J'ai vu et entendu les propos de quelques-uns de ces brillants politiciens. «Manigances démocrates pour salir le nom de ce juge». «Une menteuse», et j'en passe. Et, finalement, une lettre de l'ami du juge, disant n'avoir jamais vu de comportements douteux de la part de celui-ci. Wow! Mon ami dit que je suis un bon gars... Ça devrait être suffisant pour tout le monde. Ceci me rappelle les mots du fils de Monsieur Appelbaum au juge avant la sentence. «Mon père est un bon père». Un bon père certes, mais un fraudeur, l'un n'empêche pas l'autre.

Je sais que certains de ces sénateurs, en d'autres circonstances, auraient voté différemment, mais la ligne du président était: «Ne lui apportez aucun crédit, nous avons besoin de ce juge républicain» et en bons politiciens qu'ils sont, ils ont suivi l'ordre venu de haut. Pas d'enquête poussée du FBI, une nomination à la va-vite, avant les élections de mi-mandat. Refus d'une nouvelle enquête, un vote précipité. Belle leçon de démocratie de la part de gens élus par le peuple.

Pourtant, ces hommes doivent bien être pères, grands-pères, maris et avoir quelques femmes dans leur entourage. N'ont-ils pas de cœur? Quand la ligne de parti passe avant tes intimes convictions, tu n'es plus à ta place. Ou, tes convictions sont tout à fait tordues et tu n'es pas plus à ta place.

Je sais par expérience que la politique c'est assez sale, mais j'ai hâte au retour d'une certaine humanité.

Et maintenant qu'ils ont voté en sa faveur, le président demande hypocritement une enquête du FBI. Comme quoi chez nos voisins du sud, le ridicule ne tue pas.
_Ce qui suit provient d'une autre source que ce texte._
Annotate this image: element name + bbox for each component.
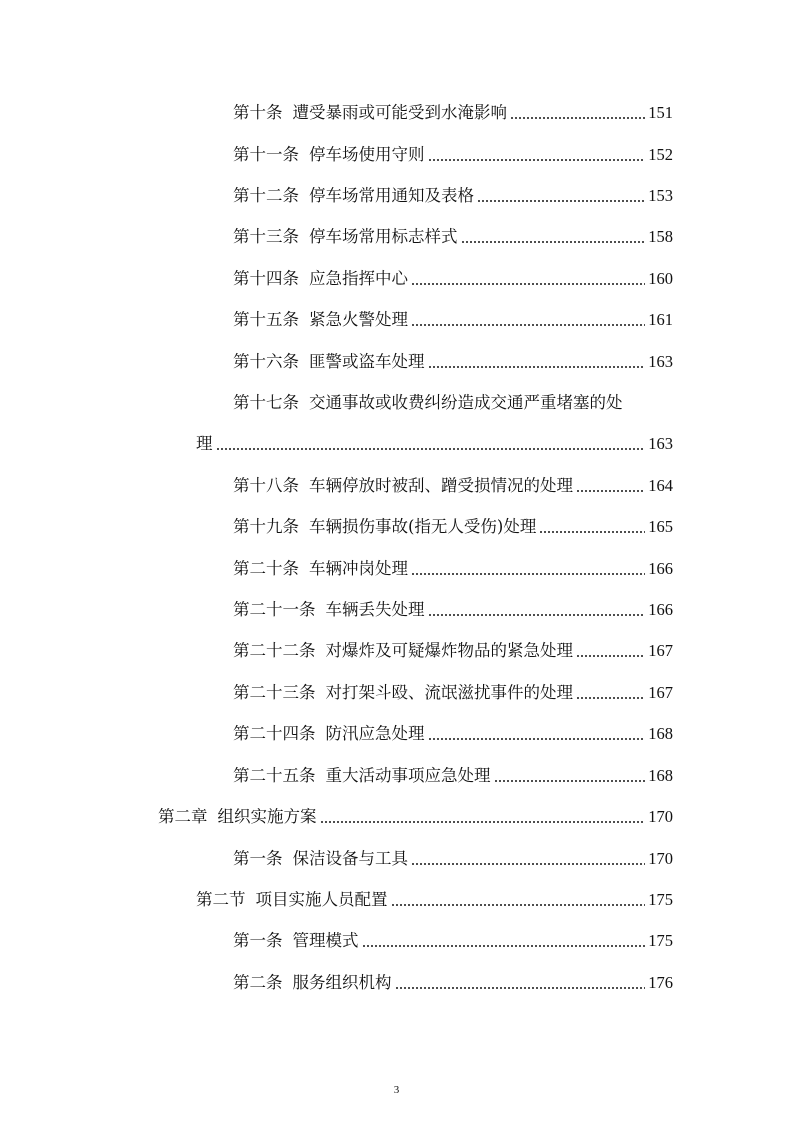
toc-entry-number: 第二十条	[233, 559, 299, 578]
toc-entry-number: 第十五条	[233, 310, 299, 329]
dot-leader	[411, 283, 645, 285]
toc-entry-number: 第十四条	[233, 269, 299, 288]
toc-entry-title: 遭受暴雨或可能受到水淹影响	[292, 103, 507, 122]
dot-leader	[411, 324, 645, 326]
toc-entry-page: 170	[648, 849, 673, 868]
dot-leader	[411, 863, 645, 865]
toc-entry-title: 保洁设备与工具	[292, 849, 408, 868]
dot-leader	[494, 780, 646, 782]
toc-entry-number: 第一条	[233, 849, 283, 868]
toc-entry-number: 第十二条	[233, 186, 299, 205]
dot-leader	[428, 159, 646, 161]
dot-leader	[576, 490, 645, 492]
toc-entry[interactable]	[233, 550, 673, 580]
toc-entry-page: 167	[648, 683, 673, 702]
toc-entry-title: 重大活动事项应急处理	[325, 766, 491, 785]
toc-entry-page: 167	[648, 641, 673, 660]
toc-entry-title: 紧急火警处理	[309, 310, 408, 329]
toc-entry[interactable]	[233, 94, 673, 124]
toc-entry-continuation[interactable]	[196, 425, 673, 455]
toc-entry-number: 第一条	[233, 931, 283, 950]
toc-entry-page: 151	[648, 103, 673, 122]
toc-entry[interactable]	[233, 922, 673, 952]
dot-leader	[395, 987, 646, 989]
toc-entry-page: 175	[648, 931, 673, 950]
toc-entry-page: 163	[648, 352, 673, 371]
toc-entry-title: 停车场常用标志样式	[309, 227, 458, 246]
toc-entry-page: 163	[648, 434, 673, 453]
toc-entry-title: 项目实施人员配置	[255, 890, 388, 909]
toc-entry-title: 组织实施方案	[217, 807, 317, 826]
toc-entry-title-continued: 理	[196, 434, 213, 453]
toc-entry[interactable]	[233, 260, 673, 290]
toc-entry-number: 第十三条	[233, 227, 299, 246]
toc-entry-page: 168	[648, 724, 673, 743]
toc-entry-title: 车辆冲岗处理	[309, 559, 408, 578]
dot-leader	[539, 531, 645, 533]
toc-entry-page: 170	[648, 807, 673, 826]
toc-entry[interactable]	[233, 218, 673, 248]
toc-entry-title: 防汛应急处理	[325, 724, 425, 743]
toc-entry-page: 165	[648, 517, 673, 536]
toc-entry[interactable]	[233, 840, 673, 870]
dot-leader	[362, 945, 646, 947]
toc-entry[interactable]	[233, 301, 673, 331]
dot-leader	[216, 448, 646, 450]
dot-leader	[428, 614, 646, 616]
toc-entry-title: 对打架斗殴、流氓滋扰事件的处理	[325, 683, 573, 702]
toc-entry-number: 第十一条	[233, 145, 299, 164]
dot-leader	[461, 241, 646, 243]
toc-entry-number: 第十九条	[233, 517, 299, 536]
toc-entry[interactable]	[233, 136, 673, 166]
toc-entry[interactable]	[233, 508, 673, 538]
toc-entry-page: 152	[648, 145, 673, 164]
toc-entry-title: 服务组织机构	[292, 973, 392, 992]
dot-leader	[320, 821, 646, 823]
toc-section[interactable]	[196, 881, 673, 911]
toc-entry-title: 停车场常用通知及表格	[309, 186, 474, 205]
toc-entry-number: 第十七条	[233, 393, 299, 412]
toc-entry-page: 164	[648, 476, 673, 495]
dot-leader	[391, 904, 646, 906]
toc-entry[interactable]	[233, 964, 673, 994]
toc-entry-page: 158	[648, 227, 673, 246]
toc-entry-number: 第二十一条	[233, 600, 316, 619]
toc-entry-number: 第二十三条	[233, 683, 316, 702]
toc-entry-page: 166	[648, 559, 673, 578]
toc-entry-number: 第二节	[196, 890, 246, 909]
toc-entry-page: 161	[648, 310, 673, 329]
toc-entry-page: 176	[648, 973, 673, 992]
page-number: 3	[393, 1084, 400, 1096]
toc-entry-number: 第十条	[233, 103, 283, 122]
toc-entry-page: 168	[648, 766, 673, 785]
toc-entry[interactable]	[233, 467, 673, 497]
toc-entry[interactable]	[233, 591, 673, 621]
toc-chapter[interactable]	[158, 798, 673, 828]
toc-entry-page: 153	[648, 186, 673, 205]
toc-entry-title: 匪警或盗车处理	[309, 352, 425, 371]
toc-entry[interactable]	[233, 177, 673, 207]
toc-entry-number: 第十六条	[233, 352, 299, 371]
toc-entry-title: 车辆停放时被刮、蹭受损情况的处理	[309, 476, 573, 495]
toc-entry-number: 第二十四条	[233, 724, 316, 743]
toc-entry-title: 车辆损伤事故(指无人受伤)处理	[309, 517, 537, 536]
dot-leader	[576, 697, 645, 699]
toc-entry-number: 第二条	[233, 973, 283, 992]
dot-leader	[576, 655, 645, 657]
dot-leader	[428, 366, 646, 368]
toc-entry-number: 第二十五条	[233, 766, 316, 785]
toc-entry-page: 175	[648, 890, 673, 909]
toc-entry-title: 对爆炸及可疑爆炸物品的紧急处理	[325, 641, 573, 660]
toc-entry[interactable]	[233, 343, 673, 373]
toc-entry[interactable]	[233, 757, 673, 787]
toc-entry[interactable]	[233, 632, 673, 662]
dot-leader	[510, 117, 645, 119]
toc-entry-number: 第十八条	[233, 476, 299, 495]
toc-entry[interactable]	[233, 674, 673, 704]
toc-entry-number: 第二十二条	[233, 641, 316, 660]
toc-entry-title: 管理模式	[292, 931, 359, 950]
dot-leader	[428, 738, 646, 740]
toc-entry-title: 停车场使用守则	[309, 145, 425, 164]
toc-entry-title: 交通事故或收费纠纷造成交通严重堵塞的处	[309, 393, 623, 412]
toc-entry-title: 车辆丢失处理	[325, 600, 425, 619]
toc-entry[interactable]	[233, 715, 673, 745]
toc-entry-page: 166	[648, 600, 673, 619]
toc-entry-page: 160	[648, 269, 673, 288]
toc-entry-title: 应急指挥中心	[309, 269, 408, 288]
toc-entry-number: 第二章	[158, 807, 208, 826]
dot-leader	[477, 200, 645, 202]
dot-leader	[411, 573, 645, 575]
toc-entry-wrapped[interactable]	[233, 384, 673, 414]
Ceci me renvoie à certaines causes d'agressions sexuelles que je pilotais en tant qu'enquêteur. Des causes ou entendait un juge dire «Vous l'avez suivi parce que vous pensiez qu'il était riche et là, vous portez plainte parce que vous êtes déçue». Ou, «Ce n'est pas que je ne vous crois pas, mais vous savez... C'est un homme marié père de famille et il semble sincère». Ou, «Vous pensiez qu'il allait vous épouser, c'est une question de perception». Pire: «Un homme est un homme, mademoiselle, si vous l'aguichez...»

Et moi, qui les avais persuadées de témoigner, devais ramasser ces jeunes femmes à la petite cuillère. Quand tu es père et que tes victimes ont à peine quelques années de plus que ta fille, tu te poses de sérieuses questions sur ce que tu ferais avec l'agresseur.

Il y aura eu quelques changements dans les cours du Québec, mais ce n'est pas encore ça. Nous verrons si ces changements vont s'opérer dans l'affaire Rozon, une affaire qui se déroule au pas de charge de l'escargot. Pour le moment, l'homme frappe de tous les bords, c'est son droit, il n'est pas un coupable, mais un suspect... Pas même un accusé pour le moment.